Oh yes, it is here again. It feels like not too long ago I was saying this same thing. School is back rearing its ugly head, or its opportunities depending on how you look at it. Anthony and I will no longer have a social life for the next five months. Well, six for him. My schooling starts off slow, fortunately, unlike poor Anthony who is already spazing over math. Normally my classes don't take place every weekday, but this semester my schedule worked out so I don't have any class only on Wednesday. When I'm not in school, I'm at work, or I'm buried in my self-proclaimed studio churning out the projects. The one good thing about our sailors having school every day is that they have the rest of their time for homework and studying. Most sailors do not have a job to go to after class, and its a good thing too. I'm sure it would have a negative affect on their grades. This can also be bad thing for their mental state, too. Too much school and too little free time creates a very stressful environment for our sailors. Sure, that's half the point, and part of the reason why the Naval schooling is structured this way; to create optimal conditions to break down our boys and girls and reshape them to eat, sleep, and breathe Navy. Not the optimal conditions for learning. Heck, even our public school system has it down a little better.

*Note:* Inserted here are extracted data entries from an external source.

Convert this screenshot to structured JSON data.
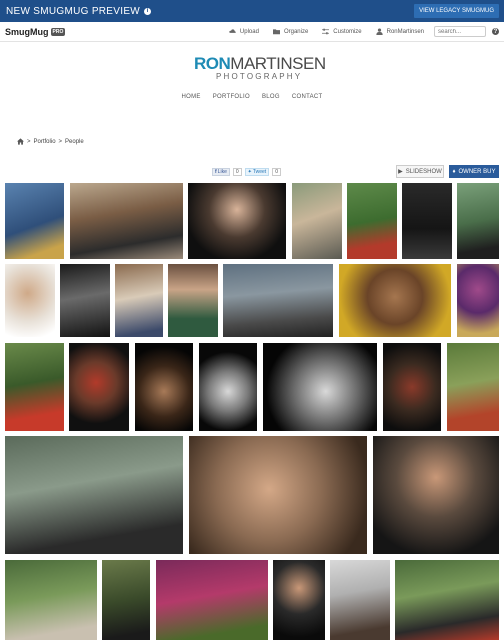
{
  "preview_bar": {
    "title": "NEW SMUGMUG PREVIEW",
    "info_icon": "i",
    "legacy_button": "VIEW LEGACY SMUGMUG"
  },
  "toolbar": {
    "logo": "SmugMug",
    "pro_badge": "PRO",
    "upload": "Upload",
    "organize": "Organize",
    "customize": "Customize",
    "user": "RonMartinsen",
    "search_placeholder": "search...",
    "help_icon": "?"
  },
  "site": {
    "logo_ron": "RON",
    "logo_martinsen": "MARTINSEN",
    "logo_sub": "PHOTOGRAPHY",
    "nav": [
      "HOME",
      "PORTFOLIO",
      "BLOG",
      "CONTACT"
    ]
  },
  "breadcrumb": {
    "separator": ">",
    "portfolio": "Portfolio",
    "current": "People"
  },
  "social": {
    "like_label": "Like",
    "like_count": "0",
    "tweet_label": "Tweet",
    "tweet_count": "0"
  },
  "actions": {
    "slideshow": "SLIDESHOW",
    "owner_buy": "OWNER BUY"
  },
  "colors": {
    "preview_bar": "#1f4f8a",
    "brand_accent": "#1e8bb5",
    "owner_buy": "#2a5b9b"
  },
  "photos": [
    {
      "desc": "woman-floral-top",
      "bg": "linear-gradient(160deg,#5a83b0 0%,#2f4f7a 55%,#c9a34a 85%)"
    },
    {
      "desc": "tattooed-arms-bike",
      "bg": "linear-gradient(170deg,#bba88e 0%,#7a5d45 40%,#2c2c2c 75%,#9a8a7a 100%)"
    },
    {
      "desc": "woman-laughing-hands-hair",
      "bg": "radial-gradient(circle at 50% 35%,#d8b399 0%,#4a3a30 40%,#0f0f0f 75%)"
    },
    {
      "desc": "bikini-rocks",
      "bg": "linear-gradient(160deg,#8a9a7a 0%,#c9b69a 45%,#5a5a52 100%)"
    },
    {
      "desc": "woman-red-dress-grass",
      "bg": "linear-gradient(170deg,#5e8a4a 0%,#3d6c2f 50%,#b33a2b 80%)"
    },
    {
      "desc": "woman-black-standing",
      "bg": "linear-gradient(180deg,#2a2a2a 0%,#151515 60%,#3a3a3a 100%)"
    },
    {
      "desc": "woman-outdoors-black",
      "bg": "linear-gradient(170deg,#7aa07a 0%,#4a6e4a 50%,#1f1f1f 85%)"
    },
    {
      "desc": "woman-smiling-white",
      "bg": "radial-gradient(circle at 45% 40%,#cfa988 0%,#e8e1d8 55%,#ffffff 90%)"
    },
    {
      "desc": "woman-bw-sitting",
      "bg": "linear-gradient(170deg,#1a1a1a 0%,#6a6a6a 45%,#121212 100%)"
    },
    {
      "desc": "blonde-corset",
      "bg": "linear-gradient(170deg,#8a6a4e 0%,#d9cbb8 45%,#3c4a6a 90%)"
    },
    {
      "desc": "girl-hollister",
      "bg": "linear-gradient(180deg,#6a5040 0%,#c9a487 35%,#2f5a3f 75%)"
    },
    {
      "desc": "woman-lying-rocks",
      "bg": "linear-gradient(175deg,#5e7080 0%,#8a97a0 40%,#4a4a4a 75%,#222 100%)"
    },
    {
      "desc": "child-yellow-hood",
      "bg": "radial-gradient(circle at 50% 45%,#a5764f 0%,#6a4428 40%,#d1a826 80%)"
    },
    {
      "desc": "masked-woman",
      "bg": "radial-gradient(circle at 50% 35%,#a04a8a 0%,#5a2a6a 45%,#c9a95a 85%)"
    },
    {
      "desc": "woman-colorful-coat",
      "bg": "linear-gradient(170deg,#6a8a4a 0%,#3a5a2a 45%,#c73a2a 80%)"
    },
    {
      "desc": "woman-red-hat",
      "bg": "radial-gradient(circle at 45% 45%,#b23a2a 0%,#6a3a2a 35%,#101010 70%)"
    },
    {
      "desc": "pregnant-woman",
      "bg": "radial-gradient(circle at 50% 55%,#a87a58 0%,#3a2618 45%,#050505 80%)"
    },
    {
      "desc": "pregnant-bw",
      "bg": "radial-gradient(circle at 50% 55%,#d8d8d8 0%,#7a7a7a 35%,#080808 70%)"
    },
    {
      "desc": "babies-bw",
      "bg": "radial-gradient(circle at 55% 55%,#d9d9d9 0%,#6a6a6a 40%,#050505 75%)"
    },
    {
      "desc": "toddler-overalls",
      "bg": "radial-gradient(circle at 50% 50%,#8a3a2a 0%,#3a2a20 45%,#0d0d0d 85%)"
    },
    {
      "desc": "woman-kimono-garden",
      "bg": "linear-gradient(170deg,#5a7a3a 0%,#8aa05a 45%,#b3442a 80%)"
    },
    {
      "desc": "feet-flipflops",
      "bg": "linear-gradient(170deg,#5a6a5a 0%,#8a9a8a 40%,#2a2a2a 80%)"
    },
    {
      "desc": "baby-crawling",
      "bg": "radial-gradient(circle at 45% 45%,#d4a887 0%,#8a6a52 45%,#3a2a1e 85%)"
    },
    {
      "desc": "woman-hands-face",
      "bg": "radial-gradient(circle at 50% 35%,#c99878 0%,#5a4a3e 40%,#151515 80%)"
    },
    {
      "desc": "woman-leaves",
      "bg": "linear-gradient(170deg,#4a6a3a 0%,#7a9a5a 45%,#c9c0b0 85%)"
    },
    {
      "desc": "woman-park",
      "bg": "linear-gradient(170deg,#6a7a4a 0%,#3a4a2a 50%,#1a1a1a 90%)"
    },
    {
      "desc": "girl-tulips",
      "bg": "linear-gradient(170deg,#7a2a5a 0%,#b43a6a 45%,#4a6a2a 85%)"
    },
    {
      "desc": "woman-black-hair",
      "bg": "radial-gradient(circle at 50% 35%,#c99878 0%,#2a2a2a 45%,#0a0a0a 85%)"
    },
    {
      "desc": "woman-wind-hair",
      "bg": "linear-gradient(170deg,#d8d8d8 0%,#b0b0b0 40%,#4a3a30 85%)"
    },
    {
      "desc": "father-baby",
      "bg": "linear-gradient(170deg,#4a6a3a 0%,#7a9a5a 40%,#2a2a2a 75%,#b33a2a 100%)"
    }
  ]
}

Regardless of the gravity of the material being tought, students need a healthy place for mental growth. Sorry ladies and gents but this is not the place, and the designers of the program know that very well. They set up the system to burn out our sailors on purpose. Some take it very well, some don't even notice, and some see right through the charade and find themselves trapped within the binds of a contract they wish they could burn. Even a select few take all the problems they already have and mesh with with their new problems, march right on up to roof and leave them all behind. It's true that some people just can't handle it. Its such mind play its almost sickening. Hmm, design an educational program that will break down everyone's mental structure and then lecture them to not do drugs or kill themselves. Kind of counter productive, eh? Why not just have a better learning environment? Ah whats the use, I already when on a speech like this before. So to spare you all the agony of reading it again I'll move on.
Anthony and I started our semesters on the same day, ironically. I have one class that I haven't been to yet and its the only one that intimidates me. If a class about communications design scares me I can't even imagine how much Anthony's schooling would scare me. I can't fathom the amount of courage he and his fellow sailors must need for this. Far more than what I'm capable of I'm sure. Leading up to the start of the semester, being away from each other was particularly rough on us both. If it wasn't taking it's toll before, it definitely is now. We wonder how we can say we have a relationship if we never see each other for months and months. Neither of us want it to leave each other behind so we're still sticking together. Only one more year and I'll be able to join my sailor in his adventures. Until then we will try our hardest (and hopefully it won't take too much) to stay here for mutual support and occasionally prop ourselves up against each other when we're at our lowest points.